Akhirnya terjadilah sebuah pertemuan antara Marudut, Sudung dan Tomo, di Kantor Kejati DKI. Dalam pertemuan itu disepakati bahwa penyelesaian kasus dugaan korupsi PT Brantas akan dibicarakan oleh Marudut dan Tomo.‬

‪”Selanjutnya, Tomo menyetujui untuk menghentikan penyidikan, dengan syarat Sudi memberikan sejumlah uang dan hal itu disetujui oleh Marudut,” beber Jaksa Irene.
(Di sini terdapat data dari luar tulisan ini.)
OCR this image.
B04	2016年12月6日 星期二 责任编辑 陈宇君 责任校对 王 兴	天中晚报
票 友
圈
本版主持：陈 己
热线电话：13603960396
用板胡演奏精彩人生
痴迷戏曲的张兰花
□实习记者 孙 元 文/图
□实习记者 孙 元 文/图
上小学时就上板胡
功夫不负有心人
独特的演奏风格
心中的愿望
Permintaan uang dari Tomo itu selanjutnya dilaporkan Marudut kepada Tomo, yang kemudian diteruskan ke Sudi. Sudi pun menyetujui permintaan tersebut, dan kembali memerintahkan Dandung untuk mengambil uang dari kas PT Brantas sejumlah Rp 2,5 miliar.

Sebanyak Rp 2 miliar uang tersebut kemudian diberikan Dandung kepada Marudut pada 31 April 2016 lalu, Rp 500 juta sisanya disimpan Dandung di meja kerjanya, di kantor PT Brantas. Dandung menyebut, uang Rp 500 juta itu akan digunakan untuk mengajak Sudi dan Tomo bermain golf.

Pada hari yang sama penyerahan uang, Marudut langsung menghubunfi Sudung dan Tomo. Dia bermaksud untuk memberikan uang Rp 2 miliar dari Sudi. Mereka pun bersepakat untuk bertemu di kantor Kejati DKI.

Namun sayang, sebelum berhasil menyerahkan uang itu Marudut lebih dulu ditangkap oleh Tim Satgas KPK.

Atas dugaanya itu, Sudi dan Dandung diancam pidana dalam Pasal 5 ayat 1 Undang-Undang Nomor 31 Tahun 1999, sebagaimana diubah dalam UU Nomor 20 Tahun 2001 tentang Pemberantasan Tindak Pidana Korupsi, juncto Pasal 55 ayat 1 ke-1 KUHPidana.